Because every good story has a good bad guy, the next album of the comic Asterix will introduce a Roman henchman ready to do anything to thwart the plans of our favorite Gauls. The 36th adventure of the little hero, titled "The Missing Scroll," will be available on October 22, but HuffPost France got the exclusive on the name and look of the villain, as well as a few other teasers.
In English, the villain's name is Blockbustus. His name in other languages -- Asterix is translated into dozens -- is Bonus Promoplus (French), Promoplús (Spanish), Bestsellerus (Italian), Syndicus (German), Vendetudus (Portuguese) and Promocionus (Brazil).
And which French personality does he resemble? Of course, this is really the main question being asked, given the preponderance of caricatures in the small world of Asterix. Writer Jean-Yves Ferri and illustrator Didier Conrad are not hiding anything: They drew inspiration from Jacques Séguéla, the famous French publisher and founder of the agency Euro RSCG (now Havas Advertising).
However, it is not necessarily a caricature of the man who ran Mitterand's presidential campaign in 1981; he was only an inspiration for the character. "He knows the machinations of power, understands them, and anticipates their next moves. This character is a back-room advisor, but is also comfortable in public and moving up in circles of influence. We needed to show this duplicity in his face."
Blockbustus is fairly old in age for the Asterix universe (though the series does include a few elderly characters, such as Geriatrix). "I had photos of an elderly Séguéla, so I started out with someone old," jokes Conrad, before explaining: "Long hair was a way of not only balancing a big nose and hiding his neck a bit, which seemed a little too bent given his facial features, but also a way to make him a little younger. It's an old man trying to be young.”
What did Albert Uderzo, Asterix’s creator, think about the new character? Though he is no longer illustrating, he keeps a close eye on his creation. "I think it great!" he reassured. “It holds quite true to the spirit of Asterix in terms of bad guys, certainly. He is small, has a nasty air about him. That suits me.”
His only qualm was with Blockbustus's nose: "I think it is too big. Essentially, I always used to give ‘big noses’ to the Gauls only, and seldom to Romans! (We cannot blame them for everything, either!!) Only a privileged few are entitled to a purple and lumpy nasal appendage -- surely, you know who I am talking about (a recurring caricature of our friend Pierre Tchernia). They took my remark into consideration and corrected the nose, which drooped much too low."
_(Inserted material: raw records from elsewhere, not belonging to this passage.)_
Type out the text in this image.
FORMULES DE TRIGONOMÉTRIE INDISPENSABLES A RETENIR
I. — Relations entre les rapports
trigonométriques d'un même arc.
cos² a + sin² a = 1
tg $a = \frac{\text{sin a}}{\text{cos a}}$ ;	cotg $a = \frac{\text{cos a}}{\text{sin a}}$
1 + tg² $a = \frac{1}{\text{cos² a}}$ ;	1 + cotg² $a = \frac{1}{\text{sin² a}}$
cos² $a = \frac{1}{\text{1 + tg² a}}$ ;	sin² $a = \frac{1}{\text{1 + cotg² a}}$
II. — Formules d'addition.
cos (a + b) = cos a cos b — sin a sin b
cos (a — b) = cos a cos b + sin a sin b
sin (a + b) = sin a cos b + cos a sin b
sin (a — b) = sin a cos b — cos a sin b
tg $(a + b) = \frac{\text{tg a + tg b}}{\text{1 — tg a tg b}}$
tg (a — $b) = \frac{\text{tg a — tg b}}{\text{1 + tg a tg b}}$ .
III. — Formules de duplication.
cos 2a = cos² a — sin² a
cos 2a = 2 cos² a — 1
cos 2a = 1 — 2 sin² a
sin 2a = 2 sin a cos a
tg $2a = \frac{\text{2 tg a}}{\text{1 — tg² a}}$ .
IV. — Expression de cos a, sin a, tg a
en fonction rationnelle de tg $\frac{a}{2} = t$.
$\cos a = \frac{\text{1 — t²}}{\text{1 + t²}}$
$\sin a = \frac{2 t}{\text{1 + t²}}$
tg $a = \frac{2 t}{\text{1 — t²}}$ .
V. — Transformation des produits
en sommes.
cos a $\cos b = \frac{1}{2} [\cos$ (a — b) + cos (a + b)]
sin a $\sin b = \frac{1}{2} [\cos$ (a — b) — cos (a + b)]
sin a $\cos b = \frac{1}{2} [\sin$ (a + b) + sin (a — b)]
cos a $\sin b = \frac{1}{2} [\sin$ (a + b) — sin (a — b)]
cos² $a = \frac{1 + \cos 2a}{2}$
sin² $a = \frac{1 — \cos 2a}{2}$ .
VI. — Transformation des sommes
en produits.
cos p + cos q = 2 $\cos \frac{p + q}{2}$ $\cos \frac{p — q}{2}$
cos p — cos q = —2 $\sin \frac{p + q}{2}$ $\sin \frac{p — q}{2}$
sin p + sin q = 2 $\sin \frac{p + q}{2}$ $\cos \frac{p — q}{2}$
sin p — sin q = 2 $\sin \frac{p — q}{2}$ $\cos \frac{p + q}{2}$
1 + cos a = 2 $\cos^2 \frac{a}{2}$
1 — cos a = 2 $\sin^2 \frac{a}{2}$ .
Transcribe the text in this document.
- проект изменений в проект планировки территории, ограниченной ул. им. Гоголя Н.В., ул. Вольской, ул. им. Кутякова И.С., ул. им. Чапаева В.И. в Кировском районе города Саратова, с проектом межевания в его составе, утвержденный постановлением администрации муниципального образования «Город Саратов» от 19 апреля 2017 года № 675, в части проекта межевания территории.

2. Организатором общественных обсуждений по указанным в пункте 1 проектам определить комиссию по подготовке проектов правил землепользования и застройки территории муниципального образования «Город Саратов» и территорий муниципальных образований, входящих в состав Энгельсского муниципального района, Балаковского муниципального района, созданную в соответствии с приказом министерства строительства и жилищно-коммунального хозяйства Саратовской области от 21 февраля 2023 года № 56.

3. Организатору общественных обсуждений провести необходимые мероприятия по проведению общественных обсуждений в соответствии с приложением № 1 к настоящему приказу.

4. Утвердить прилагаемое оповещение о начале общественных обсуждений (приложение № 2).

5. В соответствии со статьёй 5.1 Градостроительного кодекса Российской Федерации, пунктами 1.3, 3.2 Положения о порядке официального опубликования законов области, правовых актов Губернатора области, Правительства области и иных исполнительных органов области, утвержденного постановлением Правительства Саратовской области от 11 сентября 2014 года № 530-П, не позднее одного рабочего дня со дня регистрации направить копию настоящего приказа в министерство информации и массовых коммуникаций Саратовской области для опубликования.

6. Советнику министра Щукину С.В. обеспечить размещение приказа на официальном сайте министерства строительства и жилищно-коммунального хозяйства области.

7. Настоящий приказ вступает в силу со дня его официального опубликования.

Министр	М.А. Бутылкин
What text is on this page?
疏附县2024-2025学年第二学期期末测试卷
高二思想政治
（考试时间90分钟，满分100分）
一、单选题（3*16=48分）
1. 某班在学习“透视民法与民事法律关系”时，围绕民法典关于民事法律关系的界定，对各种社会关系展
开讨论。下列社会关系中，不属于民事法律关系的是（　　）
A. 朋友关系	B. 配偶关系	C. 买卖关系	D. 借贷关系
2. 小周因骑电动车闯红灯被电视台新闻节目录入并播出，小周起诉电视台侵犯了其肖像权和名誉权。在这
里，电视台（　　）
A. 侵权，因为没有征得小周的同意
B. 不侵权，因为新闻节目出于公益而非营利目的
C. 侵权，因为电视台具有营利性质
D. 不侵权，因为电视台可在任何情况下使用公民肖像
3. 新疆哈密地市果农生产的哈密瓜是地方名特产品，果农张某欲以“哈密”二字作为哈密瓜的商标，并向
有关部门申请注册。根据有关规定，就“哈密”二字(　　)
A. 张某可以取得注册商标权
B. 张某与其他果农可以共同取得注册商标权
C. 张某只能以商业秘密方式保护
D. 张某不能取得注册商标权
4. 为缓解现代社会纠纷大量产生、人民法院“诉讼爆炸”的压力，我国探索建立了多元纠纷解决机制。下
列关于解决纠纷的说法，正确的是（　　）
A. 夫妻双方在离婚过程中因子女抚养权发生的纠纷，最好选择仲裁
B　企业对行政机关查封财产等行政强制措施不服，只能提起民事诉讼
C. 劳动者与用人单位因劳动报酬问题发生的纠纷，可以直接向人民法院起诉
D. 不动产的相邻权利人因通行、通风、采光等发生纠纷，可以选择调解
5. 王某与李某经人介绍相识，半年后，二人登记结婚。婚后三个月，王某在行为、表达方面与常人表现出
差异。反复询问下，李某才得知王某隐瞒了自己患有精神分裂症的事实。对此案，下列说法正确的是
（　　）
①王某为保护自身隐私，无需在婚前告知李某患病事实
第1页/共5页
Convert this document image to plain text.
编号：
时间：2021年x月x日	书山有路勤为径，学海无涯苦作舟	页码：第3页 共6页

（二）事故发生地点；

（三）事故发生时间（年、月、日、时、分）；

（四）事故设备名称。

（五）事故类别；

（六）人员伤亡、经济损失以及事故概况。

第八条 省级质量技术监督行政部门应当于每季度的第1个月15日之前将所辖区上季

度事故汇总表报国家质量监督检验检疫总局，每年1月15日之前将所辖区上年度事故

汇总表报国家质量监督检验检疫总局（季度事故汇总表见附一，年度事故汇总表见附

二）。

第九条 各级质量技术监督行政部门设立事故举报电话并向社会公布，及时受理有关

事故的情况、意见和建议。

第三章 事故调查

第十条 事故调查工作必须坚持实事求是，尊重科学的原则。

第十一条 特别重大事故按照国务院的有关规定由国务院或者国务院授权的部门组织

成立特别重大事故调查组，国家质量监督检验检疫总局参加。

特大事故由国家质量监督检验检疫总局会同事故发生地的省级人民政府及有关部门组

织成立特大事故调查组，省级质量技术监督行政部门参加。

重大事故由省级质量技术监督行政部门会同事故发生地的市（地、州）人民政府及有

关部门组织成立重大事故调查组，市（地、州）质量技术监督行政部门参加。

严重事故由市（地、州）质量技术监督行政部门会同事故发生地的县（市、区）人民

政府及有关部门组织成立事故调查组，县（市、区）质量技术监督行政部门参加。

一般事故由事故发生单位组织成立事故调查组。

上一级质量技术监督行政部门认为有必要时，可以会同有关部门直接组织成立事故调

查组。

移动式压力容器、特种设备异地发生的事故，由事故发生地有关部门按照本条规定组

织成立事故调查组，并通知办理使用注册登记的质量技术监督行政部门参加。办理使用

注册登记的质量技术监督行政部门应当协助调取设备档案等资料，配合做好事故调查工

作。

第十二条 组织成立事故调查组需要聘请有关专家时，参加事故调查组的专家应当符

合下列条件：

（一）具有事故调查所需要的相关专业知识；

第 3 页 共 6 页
Early sketches of Blockbustus (before "correcting" the nose)...
Séguéla was not the only source of inspiration for Blockbustus. His personality is also inspired by political figures such as Patrick Buisson and Henri Guaino, who wrote Nicolas Sarkozy's speeches during his presidency.
"At the beginning, I wanted to put [Julius] Caesar front and center [in the comic]," recalls Ferri. “But you cannot do whatever you want with Caesar. We needed to find someone who would take a few hits in his place ... So I thought of a man in the shadows, a hidden advisor. A Patrick Buisson, in his role, not in his physical presence."
Is Blockbustus based on previous Asterix bad guys? No, if we believe Uderzo. "He has a personality all his own and is quite different from the other antagonists. Bad guys are only around for one album. It is therefore best to invent a new personality for each character. Oh, there is a little bit of Codfix. And he reminds me somewhat of Surreptitus."
In July, Uderzo unveiled part of the plot of "The Missing Scroll." The adventure begins with the famous book by Julius Caesar, The Gallic Wars, a book that gave nightmares to generations of Latin students. It is not surprising, then, that Blockbustus' profession is as an editor and advisor plenipotentiary.
As a man in the shadows, Blockbustus is introduced within the closed circles of the Roman intelligentsia (note that "intelligentsia" is not a Gaul's name). "He is thoroughly urban and the prospect of training these Spartans in the Gaulish countryside does not really appeal to him. He leaves Rome, to his great horror," says Ferri. Replace "Rome" with "Saint-Germain-des-Prés" and some Parisian editors would easily see themselves in this character.